MaryJo Mundy as a little girl found a 45 record outside while she was playing one day and when she went to listen to it on her record player she discovered it was Aretha Franklin singing the Lerner & Loewe classic “If Ever I Would Leave You”. The Universe already had plans for this soulful one, MaryJo, who found a deep love and inspiration that day…shortly after she made her musical debut at a Church in Minnesota where she got her first standing ovation at the age of 6. She knew from that moment on that her life had to be about music.
She went on to explore Musical Theater in High School and College. Then when she moved to Chicago in her 20’s she began her journey into Cabaret and did her first show and has been hooked on the American Songbook ever since.
When she moved to LA she started a night for singers at the Gardenia on Tuesday nights (originally called Mundy on Tuesdays!) and it has been going strong now for the last 19 years.
She was part of a choir that sang in Barbra Streisand’s Timeless concerts at the Staples Center after being called her protégé by Mr. Blackwell in an article he wrote for the Tolucan Times. She then released her debut CD “Halfway to Heaven” in 2007 and has also appeared on Lee Lessack’s “In Good Company”, “Christine Lavin & Friends” as well as others. In 2009 she had the honor of singing at the Opening Ceremonies for the Special Olympics.
Beloved for her powerful and striking voice she also has sensitive side which is heard on her latest CD “The Fourteenth Confession: Songs of Laura Nyro” released on June 14th, 2019.
One of my greatest passions in life is music. I am a singer. But more than that, I’m also a fan of other singers. The passion others share with me lights me up from the inside out. When I moved to LA from Chicago it’s a stark reality that there aren’t many places for singers to go and just sing, with live musicians, in a supportive environment. I wanted to change that.
The biggest obstacle for an open mic for singers is that either the musicianship is subpar, or a track, or karaoke, or the musicians are great, but it’s cost prohibitive and it never lasts. The LA music scene is littered with great little music nights people remember fondly that folded fairly quickly.
I created “Mundy on Tuesdays!” at The Gardenia with the idea that singers would perform with some of the best piano players in the business, and at the start I paid for most of that to happen. I made sure a musician got paid, and got word out through my channels that there was a professional mic, where real singers could work on cabaret, contemporary music, whatever, in an environment of support. But I could not pay for that forever, or even for long.

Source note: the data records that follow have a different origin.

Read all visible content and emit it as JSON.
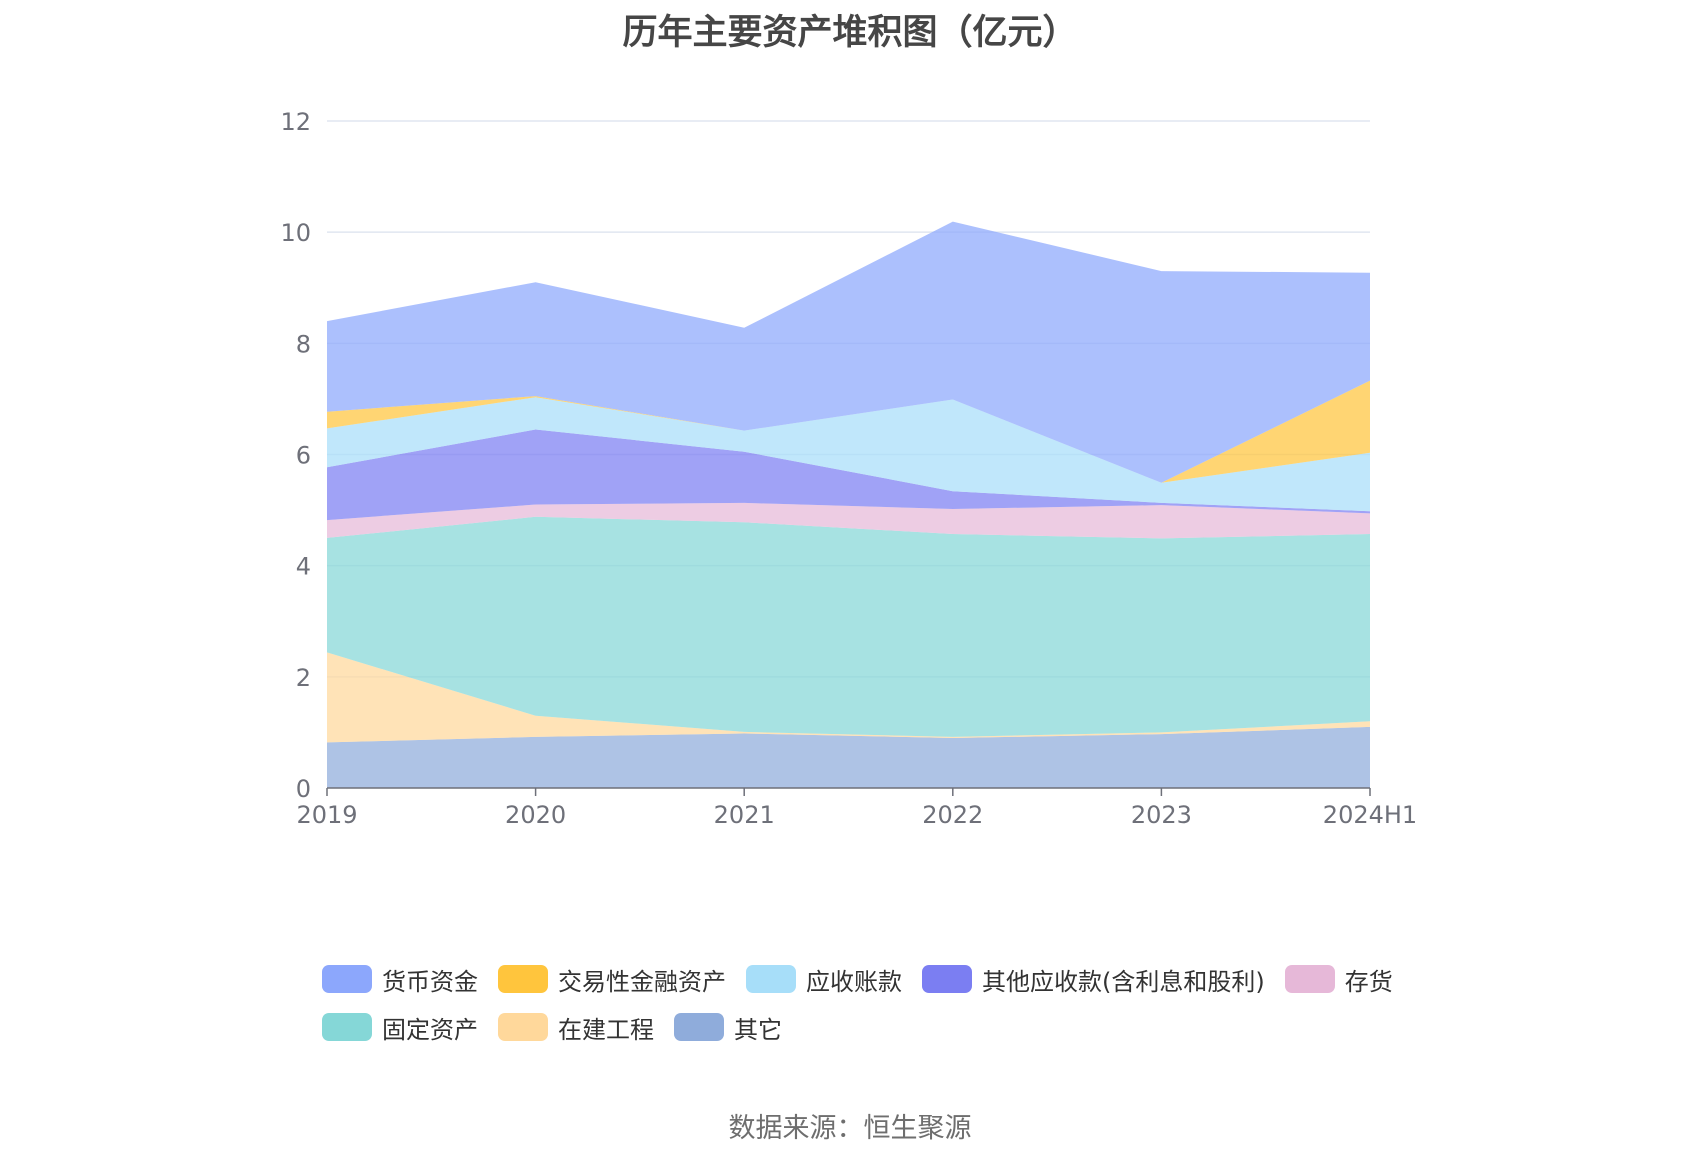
{
  "chart_data": {
    "type": "area",
    "stacked": true,
    "title": "历年主要资产堆积图（亿元）",
    "categories": [
      "2019",
      "2020",
      "2021",
      "2022",
      "2023",
      "2024H1"
    ],
    "ylim": [
      0,
      12
    ],
    "yticks": [
      0,
      2,
      4,
      6,
      8,
      10,
      12
    ],
    "grid": true,
    "legend_position": "bottom",
    "series": [
      {
        "name": "其它",
        "color": "#8facdb",
        "values": [
          0.82,
          0.92,
          0.98,
          0.9,
          0.97,
          1.1
        ]
      },
      {
        "name": "在建工程",
        "color": "#ffd89b",
        "values": [
          1.62,
          0.38,
          0.03,
          0.02,
          0.03,
          0.1
        ]
      },
      {
        "name": "固定资产",
        "color": "#85d7d7",
        "values": [
          2.06,
          3.58,
          3.77,
          3.65,
          3.49,
          3.37
        ]
      },
      {
        "name": "存货",
        "color": "#e6b8d8",
        "values": [
          0.32,
          0.22,
          0.35,
          0.45,
          0.6,
          0.37
        ]
      },
      {
        "name": "其他应收款(含利息和股利)",
        "color": "#7b7ef2",
        "values": [
          0.95,
          1.35,
          0.92,
          0.32,
          0.04,
          0.04
        ]
      },
      {
        "name": "应收账款",
        "color": "#a7def9",
        "values": [
          0.7,
          0.58,
          0.38,
          1.65,
          0.36,
          1.05
        ]
      },
      {
        "name": "交易性金融资产",
        "color": "#ffc53d",
        "values": [
          0.3,
          0.02,
          0.0,
          0.0,
          0.0,
          1.3
        ]
      },
      {
        "name": "货币资金",
        "color": "#8ca7fc",
        "values": [
          1.63,
          2.05,
          1.85,
          3.2,
          3.81,
          1.94
        ]
      }
    ]
  },
  "legend_rows": [
    [
      "货币资金",
      "交易性金融资产",
      "应收账款",
      "其他应收款(含利息和股利)",
      "存货"
    ],
    [
      "固定资产",
      "在建工程",
      "其它"
    ]
  ],
  "source_note": "数据来源：恒生聚源"
}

My vision however was that if you created this environment, singers would pay a reasonable cover charge when they saw the value in plying their craft, practicing, in a real club. They did. If you pushed for real singers, regular audience members would attend, they did. And, in creating this network, many musicians would play there for reasonable fees, because the networking would lead to more jobs, it did. Any many of the performers booked their gigs at the Gardenia which helped sustain the club as well.